A common protein-ML pattern: combine sequence one-hot, structural features, and language-model embeddings into a single per-residue feature tensor that feeds your downstream model.

seq_feat   = compose_features(
    one_hot(seq),
    blosum_embed(seq),
    positional_encoding(len(seq), dim=64),
)                                              # (L, 105)
struct_feat = per_residue_features(protein)    # (L, 29)
lm_emb      = embedder.embed(seq)              # (L, 1280)

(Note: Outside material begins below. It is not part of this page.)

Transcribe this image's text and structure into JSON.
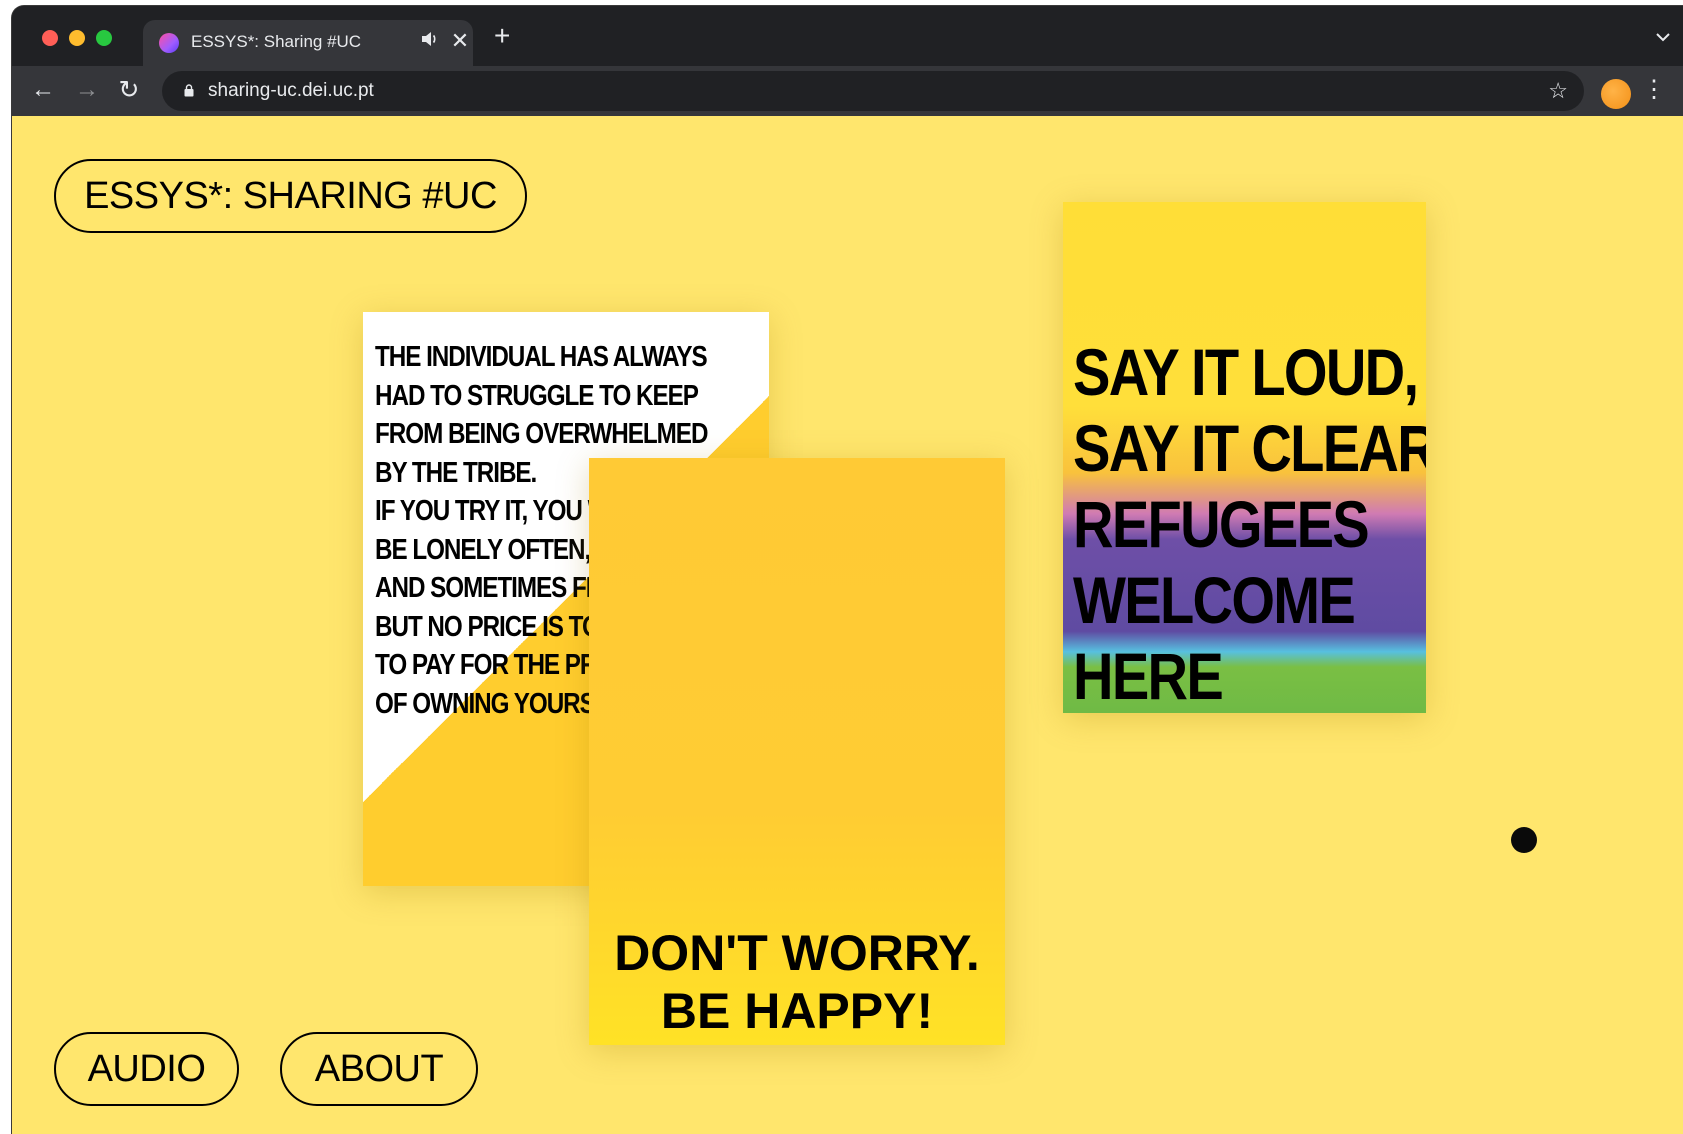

# Concatenate everything per-residue
combined = np.concatenate([seq_feat, struct_feat, lm_emb], axis=-1)
# combined.shape  # (L, 1414)

Or for a GNN setup, build the graph once and feed it to your model:

g = to_graph(protein, cutoff=10.0)
# g.node_features is your `x`
# g.edge_index is `edge_index`
# g.edge_features is `edge_attr`

The point of molforge.ml is to free you from re-implementing these featurizers for every project. The data model and engines are all the same; the only thing that changes is what you do with the features.